In 2015, Spanish soccer team Elche CF of Valencia was relegated to the Segunda División, the second tier of Spain's soccer league. Elche was in La Liga, the country's top tier, for two years prior. This relegation, however, was not due to the team's performance but rather its unpaid tax debt.
Fast-forward to 2018, and Dutch crypto company Libereum believes it has a solution to Elche's financial plight. According to a December 26 release from Libereum, the company has acquired Elche to the tune of several million, the first down payment of which was 4.3 million euros (around $4.9 million as of press). In securing the team, Libereum intends to "bring back the club to the Primera Divison [sic]."

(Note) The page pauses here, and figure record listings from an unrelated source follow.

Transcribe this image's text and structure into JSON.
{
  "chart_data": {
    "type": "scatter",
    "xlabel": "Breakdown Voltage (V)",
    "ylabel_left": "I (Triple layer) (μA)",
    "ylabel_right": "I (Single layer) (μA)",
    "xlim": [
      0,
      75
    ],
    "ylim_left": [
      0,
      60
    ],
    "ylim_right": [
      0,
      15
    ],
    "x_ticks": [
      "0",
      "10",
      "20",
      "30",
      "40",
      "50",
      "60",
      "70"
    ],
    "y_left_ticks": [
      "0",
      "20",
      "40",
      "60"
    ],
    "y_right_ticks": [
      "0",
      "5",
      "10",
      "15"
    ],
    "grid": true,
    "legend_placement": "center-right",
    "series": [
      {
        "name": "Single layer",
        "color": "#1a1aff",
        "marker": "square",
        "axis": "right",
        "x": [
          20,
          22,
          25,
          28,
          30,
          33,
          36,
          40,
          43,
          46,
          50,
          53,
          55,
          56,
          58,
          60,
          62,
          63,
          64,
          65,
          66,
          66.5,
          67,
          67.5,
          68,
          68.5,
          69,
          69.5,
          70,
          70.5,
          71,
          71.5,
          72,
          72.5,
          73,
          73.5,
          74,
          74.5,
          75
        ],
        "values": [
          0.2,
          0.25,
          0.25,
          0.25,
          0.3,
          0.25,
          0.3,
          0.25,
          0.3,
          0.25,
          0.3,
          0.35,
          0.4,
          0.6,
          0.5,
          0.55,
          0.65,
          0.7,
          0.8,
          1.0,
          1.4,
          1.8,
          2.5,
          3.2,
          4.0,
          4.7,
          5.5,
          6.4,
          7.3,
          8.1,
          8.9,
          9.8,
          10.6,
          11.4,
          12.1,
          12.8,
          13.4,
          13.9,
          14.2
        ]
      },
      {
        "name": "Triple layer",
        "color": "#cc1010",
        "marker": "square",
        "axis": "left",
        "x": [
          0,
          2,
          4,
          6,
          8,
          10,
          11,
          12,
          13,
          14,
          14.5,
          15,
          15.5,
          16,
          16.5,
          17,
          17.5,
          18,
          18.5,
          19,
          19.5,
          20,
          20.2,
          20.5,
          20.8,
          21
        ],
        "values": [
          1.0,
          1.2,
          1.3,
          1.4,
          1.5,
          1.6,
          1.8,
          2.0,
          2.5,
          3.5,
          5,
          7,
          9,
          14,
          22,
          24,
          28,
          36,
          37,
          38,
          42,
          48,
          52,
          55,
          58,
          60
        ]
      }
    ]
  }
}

To do so, Libereum plans to use its Liber token to build a financial ecosystem surrounding the soccer team. The release notes, "We want the coin (token) to gradually become part of the financial policy in and around the club, so that everything – on the term – can be paid simply, in an easily accessible way, with Liber." This token economy could include ticket sales, merchandising items, and catering within the club's stadium.
Though Liber's success is not guaranteed, Libereum believes it can create demand with the token, thereby improving the coin's market value. Libereum adds that this value could increase more if the company purchased other soccer clubs. "To be continued!" the release hints.

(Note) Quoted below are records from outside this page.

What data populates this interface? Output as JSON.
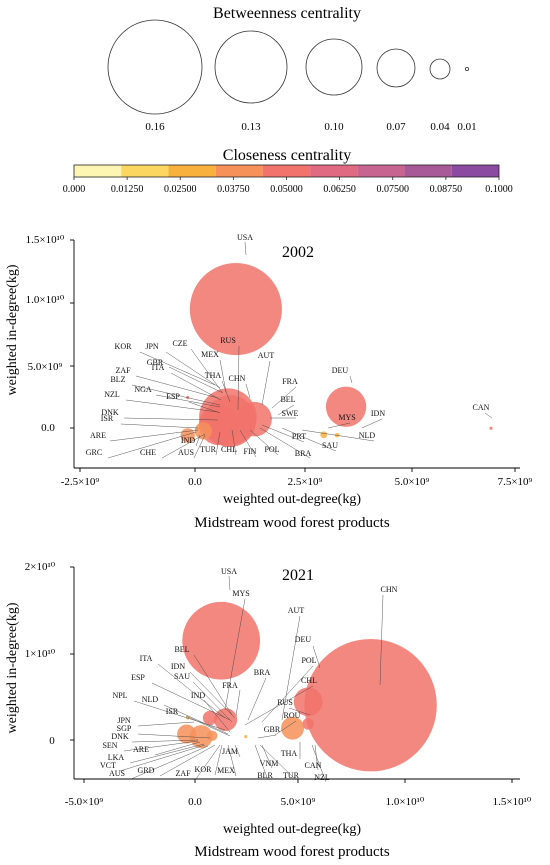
{
  "legend": {
    "betweenness_title": "Betweenness centrality",
    "betweenness_values": [
      "0.16",
      "0.13",
      "0.10",
      "0.07",
      "0.04",
      "0.01"
    ],
    "closeness_title": "Closeness centrality",
    "closeness_ticks": [
      "0.000",
      "0.01250",
      "0.02500",
      "0.03750",
      "0.05000",
      "0.06250",
      "0.07500",
      "0.08750",
      "0.1000"
    ],
    "closeness_colors": [
      "#fdf6b2",
      "#fbd762",
      "#f9b13e",
      "#f6915a",
      "#f1736b",
      "#df6a82",
      "#c7648f",
      "#a85a98",
      "#8a4ba0"
    ]
  },
  "chart_data": [
    {
      "type": "scatter",
      "title": "2002",
      "xlabel": "weighted out-degree(kg)",
      "ylabel": "weighted in-degree(kg)",
      "caption": "Midstream wood forest products",
      "xlim": [
        -2500000000.0,
        7500000000.0
      ],
      "ylim": [
        -2500000000.0,
        15000000000.0
      ],
      "x_ticks": [
        "-2.5×10⁹",
        "0.0",
        "2.5×10⁹",
        "5.0×10⁹",
        "7.5×10⁹"
      ],
      "y_ticks": [
        "0.0",
        "5.0×10⁹",
        "1.0×10¹⁰",
        "1.5×10¹⁰"
      ],
      "points": [
        {
          "x": 1130000000.0,
          "y": 9700000000.0,
          "betweenness": 0.16,
          "color": "#f1736b",
          "label": "USA"
        },
        {
          "x": 3600000000.0,
          "y": 2200000000.0,
          "betweenness": 0.07,
          "color": "#f1736b",
          "label": "DEU"
        },
        {
          "x": 950000000.0,
          "y": 1400000000.0,
          "betweenness": 0.1,
          "color": "#f1736b",
          "label": "RUS"
        },
        {
          "x": 1000000000.0,
          "y": 1100000000.0,
          "betweenness": 0.09,
          "color": "#f1736b",
          "label": "CHN"
        },
        {
          "x": 1550000000.0,
          "y": 1250000000.0,
          "betweenness": 0.06,
          "color": "#f1736b",
          "label": "AUT"
        },
        {
          "x": 750000000.0,
          "y": 800000000.0,
          "betweenness": 0.07,
          "color": "#f1736b",
          "label": "SWE"
        },
        {
          "x": 50000000.0,
          "y": 0.0,
          "betweenness": 0.025,
          "color": "#f6915a",
          "label": "IND"
        },
        {
          "x": 400000000.0,
          "y": 350000000.0,
          "betweenness": 0.03,
          "color": "#f6915a",
          "label": "FIN"
        },
        {
          "x": 3100000000.0,
          "y": 50000000.0,
          "betweenness": 0.012,
          "color": "#f9b13e",
          "label": "MYS"
        },
        {
          "x": 3400000000.0,
          "y": 20000000.0,
          "betweenness": 0.008,
          "color": "#f9b13e",
          "label": "IDN"
        },
        {
          "x": 50000000.0,
          "y": 2900000000.0,
          "betweenness": 0.004,
          "color": "#f1736b",
          "label": "ITA"
        },
        {
          "x": 6850000000.0,
          "y": 550000000.0,
          "betweenness": 0.004,
          "color": "#f1736b",
          "label": "CAN"
        }
      ],
      "labels": [
        "USA",
        "KOR",
        "JPN",
        "CZE",
        "GBR",
        "ZAF",
        "ITA",
        "MEX",
        "RUS",
        "THA",
        "CHN",
        "AUT",
        "BLZ",
        "NGA",
        "NZL",
        "ESP",
        "DEU",
        "FRA",
        "BEL",
        "DNK",
        "SWE",
        "ISR",
        "MYS",
        "IDN",
        "CAN",
        "ARE",
        "GRC",
        "CHE",
        "IND",
        "AUS",
        "TUR",
        "CHL",
        "FIN",
        "POL",
        "BRA",
        "PRT",
        "SAU",
        "NLD"
      ]
    },
    {
      "type": "scatter",
      "title": "2021",
      "xlabel": "weighted out-degree(kg)",
      "ylabel": "weighted in-degree(kg)",
      "caption": "Midstream wood forest products",
      "xlim": [
        -5000000000.0,
        15000000000.0
      ],
      "ylim": [
        -5000000000.0,
        20000000000.0
      ],
      "x_ticks": [
        "-5.0×10⁹",
        "0.0",
        "5.0×10⁹",
        "1.0×10¹⁰",
        "1.5×10¹⁰"
      ],
      "y_ticks": [
        "0",
        "1×10¹⁰",
        "2×10¹⁰"
      ],
      "points": [
        {
          "x": 8300000000.0,
          "y": 3700000000.0,
          "betweenness": 0.23,
          "color": "#f1736b",
          "label": "CHN"
        },
        {
          "x": 1600000000.0,
          "y": 11300000000.0,
          "betweenness": 0.135,
          "color": "#f1736b",
          "label": "USA"
        },
        {
          "x": 5500000000.0,
          "y": 4100000000.0,
          "betweenness": 0.05,
          "color": "#f1736b",
          "label": "RUS"
        },
        {
          "x": 5500000000.0,
          "y": 1500000000.0,
          "betweenness": 0.02,
          "color": "#f1736b",
          "label": "DEU"
        },
        {
          "x": 1800000000.0,
          "y": 2000000000.0,
          "betweenness": 0.04,
          "color": "#f1736b",
          "label": "FRA"
        },
        {
          "x": 1100000000.0,
          "y": 2200000000.0,
          "betweenness": 0.025,
          "color": "#f1736b",
          "label": "BEL"
        },
        {
          "x": 4800000000.0,
          "y": 1000000000.0,
          "betweenness": 0.04,
          "color": "#f6915a",
          "label": "THA"
        },
        {
          "x": 700000000.0,
          "y": 0.0,
          "betweenness": 0.04,
          "color": "#f6915a",
          "label": "KOR"
        },
        {
          "x": 50000000.0,
          "y": 300000000.0,
          "betweenness": 0.033,
          "color": "#f6915a",
          "label": "JAM"
        },
        {
          "x": 1200000000.0,
          "y": 100000000.0,
          "betweenness": 0.018,
          "color": "#f6915a",
          "label": "VNM"
        },
        {
          "x": 2700000000.0,
          "y": 0.0,
          "betweenness": 0.004,
          "color": "#f9b13e",
          "label": "GBR"
        },
        {
          "x": 100000000.0,
          "y": 2200000000.0,
          "betweenness": 0.004,
          "color": "#f9b13e",
          "label": "JPN"
        }
      ],
      "labels": [
        "USA",
        "MYS",
        "CHN",
        "AUT",
        "DEU",
        "BEL",
        "ITA",
        "IDN",
        "POL",
        "ESP",
        "SAU",
        "BRA",
        "CHL",
        "FRA",
        "NPL",
        "IND",
        "RUS",
        "NLD",
        "ISR",
        "ROU",
        "JPN",
        "GBR",
        "SGP",
        "DNK",
        "SEN",
        "ARE",
        "LKA",
        "VCT",
        "AUS",
        "GRD",
        "ZAF",
        "KOR",
        "MEX",
        "JAM",
        "THA",
        "CAN",
        "VNM",
        "BLR",
        "TUR",
        "NZL"
      ]
    }
  ]
}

With Libereum's efforts, the company hopes to restore the team's position in La Liga within the next two to three seasons. Also, despite having a majority interest in the club, Libereum says it does not intend to change Elche's organizational structure.

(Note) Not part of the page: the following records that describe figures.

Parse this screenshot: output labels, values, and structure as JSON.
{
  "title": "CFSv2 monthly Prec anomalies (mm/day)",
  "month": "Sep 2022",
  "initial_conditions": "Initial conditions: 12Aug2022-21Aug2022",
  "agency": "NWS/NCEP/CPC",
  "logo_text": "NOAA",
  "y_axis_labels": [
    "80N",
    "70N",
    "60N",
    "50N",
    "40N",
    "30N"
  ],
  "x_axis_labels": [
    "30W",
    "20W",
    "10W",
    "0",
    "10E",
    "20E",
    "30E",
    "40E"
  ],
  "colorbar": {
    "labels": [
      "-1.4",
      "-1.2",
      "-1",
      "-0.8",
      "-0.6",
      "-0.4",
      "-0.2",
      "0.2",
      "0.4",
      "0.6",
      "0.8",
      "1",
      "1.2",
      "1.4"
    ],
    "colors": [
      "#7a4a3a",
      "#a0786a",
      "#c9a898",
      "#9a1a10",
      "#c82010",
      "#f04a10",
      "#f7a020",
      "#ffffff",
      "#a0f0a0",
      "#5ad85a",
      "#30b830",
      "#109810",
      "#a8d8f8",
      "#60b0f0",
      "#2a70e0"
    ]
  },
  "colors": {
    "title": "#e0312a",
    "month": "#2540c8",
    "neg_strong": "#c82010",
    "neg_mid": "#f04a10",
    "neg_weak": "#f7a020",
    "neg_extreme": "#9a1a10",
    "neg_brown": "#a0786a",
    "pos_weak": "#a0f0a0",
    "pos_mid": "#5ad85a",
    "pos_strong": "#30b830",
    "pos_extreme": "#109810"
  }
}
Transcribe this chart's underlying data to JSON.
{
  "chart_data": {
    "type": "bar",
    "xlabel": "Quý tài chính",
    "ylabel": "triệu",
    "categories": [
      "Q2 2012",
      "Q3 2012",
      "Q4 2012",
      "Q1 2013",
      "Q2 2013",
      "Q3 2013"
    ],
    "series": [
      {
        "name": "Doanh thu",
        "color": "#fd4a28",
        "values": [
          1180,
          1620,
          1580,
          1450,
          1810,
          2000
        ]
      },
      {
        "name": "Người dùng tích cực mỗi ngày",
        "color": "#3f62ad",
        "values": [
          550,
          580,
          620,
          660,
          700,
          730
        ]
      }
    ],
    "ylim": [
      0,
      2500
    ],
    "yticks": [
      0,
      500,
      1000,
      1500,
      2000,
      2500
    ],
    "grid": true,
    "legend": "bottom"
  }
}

Soccer and cryptocurrency may not represent the most obvious intersection, but other players in the cryptospace have looked at adding a token element to the sport. In September, French soccer club Paris Saint-Germain (last year's Ligue 1 champion) partnered with the tokenized voting platform Socios to further engage the team's fans. A month prior in August, the Union of European Football Associations (UEFA), the administrative body for soccer in Europe, successfully used a blockchain-based ticketing system for the UEFA Super Cup match in Tallinn, Estonia.